CONTRIBUTIONS IN THIS VOLUME

Wei (Chap. 5, this volume) presents new nannofossil data from all three sites. Data from Sites 1071 and 1072 do not result in any change in the estimated ages of interpreted sequence boundaries. This is due to the rarity of fossils at these shelf sites and to the very significant regional offlap that results in large hiatuses. At Site 1073, the first appearance of Emiliania huxleyi at 120 mbsf marks the base of Zone CN15 (260 ka), slightly lower than specified in the Leg 174A Initial Reports volume. E. huxleyi increases abruptly in abundance around 70 mbsf at the base of the E. huxleyi acme zone (~85 ka). The recognition of Helicosphaera sellii in Sample 174A-1073A-57X-4, 54-55 cm, below the interpreted location of surface pp4(s) at 519.8 mbsf, suggests an age for that surface of <1.3 Ma. However, the presence of Calcidiscus macintyrei in Section 174A-1073A-57X-6 indicates an age >1.6 Ma. Since surface pp4(s) is known to be older than 1.4 Ma at the shelf sites, it is likely that the stratigraphically highest occurrence of Helicosphaera sellii is only an apparent top beneath the interpreted sequence boundary where it has been traced to the upper slope. In that case, surface pp4(s) is best dated as 1.6-1.4 Ma.

Savrda and Krawinkel (Chap. 3, this volume) provide a comprehensive summary of Pleistocene ichnofabrics at Site 1073, data that underpin the article by Savrda et al. (2001b). Thoroughly bioturbated intervals dominate the section and exhibit variable fabrics. Some are monochromatic and homogeneous; others are characterized by homogeneous background fabrics overprinted by diffuse burrow mottles.

Krawinkel (Chap. 6, this volume) summarizes the heavy mineral content of sandy intervals at each site. The bulk of the samples analyzed were obtained from shelf sites because sediments at slope Site 1073 are predominantly fine grained. Eight distinct mineral associations are recognized. In the interval overlying surface pp3(s), amphiboles and pyroxenes dominate, with generally high but variable proportions of garnet and low proportions of zircon, tourmaline, and rutile (ZTR). Below surface pp3(s) but above surface pp4(s), the proportions of ZTR increase at the expense of the other minerals in the overlying assemblage. Between surfaces pp4(s) and m0.5(s), heavy mineral assemblages are highly variable, with a distinct downsection decrease in the proportion of ZTR and an increase in the proportion of amphiboles and pyroxenes.

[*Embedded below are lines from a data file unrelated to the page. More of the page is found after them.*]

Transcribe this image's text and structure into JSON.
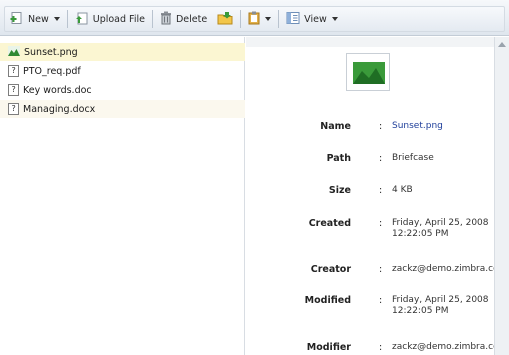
{
  "toolbar": {
    "new_label": "New",
    "upload_label": "Upload File",
    "delete_label": "Delete",
    "view_label": "View",
    "accent": "#3a8a3a"
  },
  "files": [
    {
      "name": "Sunset.png",
      "icon": "image-icon",
      "selected": true
    },
    {
      "name": "PTO_req.pdf",
      "icon": "unknown-file-icon",
      "selected": false
    },
    {
      "name": "Key words.doc",
      "icon": "unknown-file-icon",
      "selected": false
    },
    {
      "name": "Managing.docx",
      "icon": "unknown-file-icon",
      "selected": false
    }
  ],
  "details": {
    "name_label": "Name",
    "name_value": "Sunset.png",
    "path_label": "Path",
    "path_value": "Briefcase",
    "size_label": "Size",
    "size_value": "4 KB",
    "created_label": "Created",
    "created_value_line1": "Friday, April 25, 2008",
    "created_value_line2": "12:22:05 PM",
    "creator_label": "Creator",
    "creator_value": "zackz@demo.zimbra.com",
    "modified_label": "Modified",
    "modified_value_line1": "Friday, April 25, 2008",
    "modified_value_line2": "12:22:05 PM",
    "modifier_label": "Modifier",
    "modifier_value": "zackz@demo.zimbra.com",
    "colon": ":"
  }
}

Hoyanagi and Omura (Chap. 4, this volume) report on the results of grain-size analysis. They provide a series of histograms for Sites 1071 and 1073 and plots of average grain size as a function of depth for all three sites. These data elaborate on the qualitative shipboard descriptions of cores.

Claypool et al. (Chap. 1, this volume) focus on microbially mediated redox diagenetic processes. Oxidation of organic matter results in dissolved CO₂ with about the same ¹³C value as the starting organic matter. Subsequent reduction of CO₂ to form CH₄ leads to significant ¹³C depletion in the CH₄ and to ¹³C enrichment of the residual CO₂ in pore water samples. These processes are well displayed in data from Sites 1071, 1072, and 1073. The ¹³C values for CO₂ from shelf Sites 1071 and 1072 vary downsection but are in the range of -12 to -27 (with respect to the PDB standard). At slope Site 1073, ¹³C values for CH₄ are highly depleted (-62 to -84); corresponding ¹³C values for CO₂ tend to be positive (<9.9), with negative values restricted mainly to the upper 20 mbsf.

Malone and Martin (Chap. 2, this volume) provide isotopic data (¹⁸O, D, and ⁸⁷Sr/⁸⁶Sr) for interstitial water samples from all three sites. Two well-developed Cl^- and ¹⁸O minima are observed at Site 1071, at the approximate level of upper Pleistocene surface pp3(s) and close to upper Miocene surface m0.5(s). Similar minima are observed also at Site 1072 near surface pp3(s), but samples were not recovered at that site from the level of surface m0.5(s). The authors suggest that the observed freshening may indicate relict water. However, no obvious freshening is observed at the level of the intervening sequence boundary pp4(s). At Site 1073 on the continental slope, both ¹⁸O and D values decrease downward to a depth of ~300 mbsf (by ~2 for ¹⁸O and by ~12 for D), below which they change little to a depth of >600 mbsf.